Human Rights Watch says that based on eyewitness accounts and videos, there is little doubt that fuel-air bombs were used in the attack. A doctor from Raqqa’s National Hospital said he saw a dozen bodies, most of them students, and the hospital treated 25 wounded. HRW researchers say the blast wounds and flash burns visible on victims in videos and photographs combined with body positions and the small amount of shrapnel wounds indicates the use of fuel-air explosive.

That is consistent with a description of the weapon’s effect in the U.S. Defense Intelligence Agency study. “The kill mechanism against living targets is unique and unpleasant. What kills is the pressure wave, and more importantly, the subsequent [vacuum], which ruptures the lungs.
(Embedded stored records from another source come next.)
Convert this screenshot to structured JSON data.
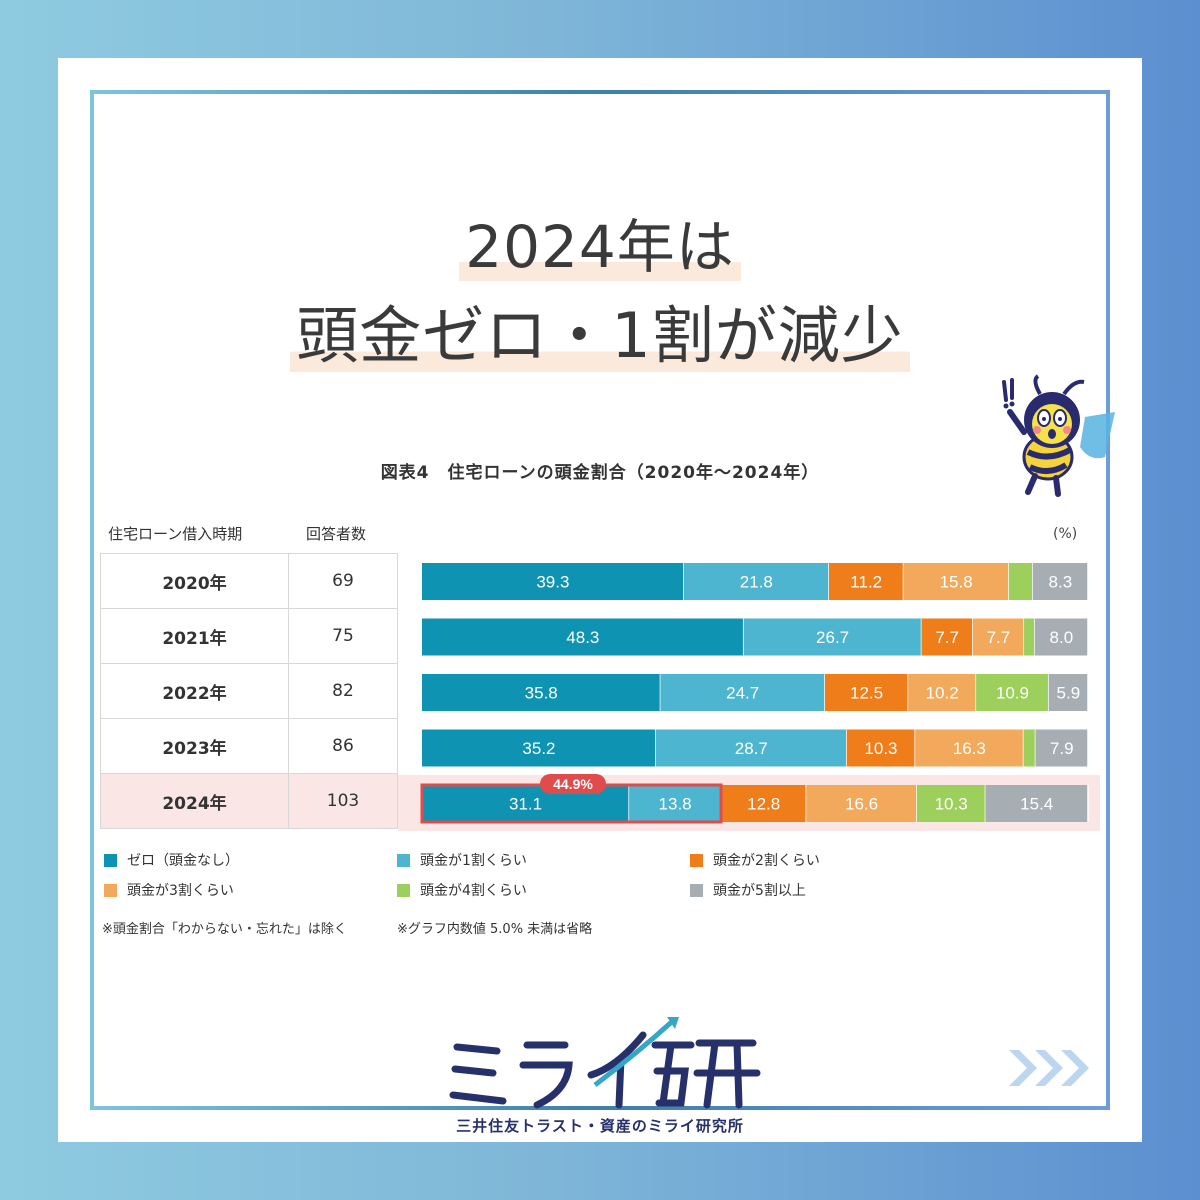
{
  "headline": {
    "line1": "2024年は",
    "line2": "頭金ゼロ・1割が減少"
  },
  "table": {
    "col_period": "住宅ローン借入時期",
    "col_respondents": "回答者数",
    "unit": "(%)",
    "rows": [
      {
        "year": "2020年",
        "n": "69"
      },
      {
        "year": "2021年",
        "n": "75"
      },
      {
        "year": "2022年",
        "n": "82"
      },
      {
        "year": "2023年",
        "n": "86"
      },
      {
        "year": "2024年",
        "n": "103"
      }
    ]
  },
  "legend": [
    {
      "label": "ゼロ（頭金なし）"
    },
    {
      "label": "頭金が1割くらい"
    },
    {
      "label": "頭金が2割くらい"
    },
    {
      "label": "頭金が3割くらい"
    },
    {
      "label": "頭金が4割くらい"
    },
    {
      "label": "頭金が5割以上"
    }
  ],
  "notes": {
    "note1": "※頭金割合「わからない・忘れた」は除く",
    "note2": "※グラフ内数値 5.0% 未満は省略"
  },
  "branding": {
    "logo_text": "ミライ研",
    "company": "三井住友トラスト・資産のミライ研究所"
  },
  "chart_data": {
    "type": "bar",
    "orientation": "horizontal",
    "stacked": true,
    "title": "図表4　住宅ローンの頭金割合（2020年〜2024年）",
    "unit": "(%)",
    "categories": [
      "2020年",
      "2021年",
      "2022年",
      "2023年",
      "2024年"
    ],
    "series": [
      {
        "name": "ゼロ（頭金なし）",
        "color": "#0f93b2",
        "values": [
          39.3,
          48.3,
          35.8,
          35.2,
          31.1
        ]
      },
      {
        "name": "頭金が1割くらい",
        "color": "#4db5cf",
        "values": [
          21.8,
          26.7,
          24.7,
          28.7,
          13.8
        ]
      },
      {
        "name": "頭金が2割くらい",
        "color": "#ef7d1a",
        "values": [
          11.2,
          7.7,
          12.5,
          10.3,
          12.8
        ]
      },
      {
        "name": "頭金が3割くらい",
        "color": "#f3a95b",
        "values": [
          15.8,
          7.7,
          10.2,
          16.3,
          16.6
        ]
      },
      {
        "name": "頭金が4割くらい",
        "color": "#9ccf5c",
        "values": [
          3.6,
          1.6,
          10.9,
          1.8,
          10.3
        ]
      },
      {
        "name": "頭金が5割以上",
        "color": "#a6adb3",
        "values": [
          8.3,
          8.0,
          5.9,
          7.9,
          15.4
        ]
      }
    ],
    "label_threshold": 5.0,
    "annotation": {
      "category": "2024年",
      "text": "44.9%",
      "sum_of": [
        "ゼロ（頭金なし）",
        "頭金が1割くらい"
      ],
      "color": "#e04b4b"
    }
  }
}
If the fuel deflagrates but does not detonate, victims will be severely burned and will probably also inhale the burning fuel.”

Raqqa residents say a government warplane dropped two bombs on the courtyard of the Ibn Tufail Commercial Secondary School just as school had begun at about 8:05 a.m. “The Raqqa bombing is the latest in a long string of government attacks that hit schools and killed students,” HRW’s Motaparthy says. “These attacks have cost many children their lives, and have taught others that they risk death by going to school.” In many villages in rebel-held areas, families are too scared to send their children to school for fear they may come under an airstrike.

An opposition activist told Human Rights Watch that he arrived minutes after the attack. “We heard the sound of a plane at exactly 8 a.m., and after a few seconds we heard the explosions. We went to the site after we identified it by the smoke rising from the scene. We got there after four to six minutes. Corpses were strewn on the ground and people were in a state of severe panic.”

When the chemical weapons deal was struck last month, rebels and opposition leaders warned that Assad would see it as a green light to continue to use conventional weaponry with impunity. At the time, they noted that chemical weapons had killed only a few out of the more than 100,000 slain so far in the civil war.

Syrian government forces have reportedly used vacuum bombs before. One such attack took place in April, when forces struck the rebel-held town of Al Bab northeast of Aleppo. But this is the first documented use of such weapons since the chemical weapons deal was struck.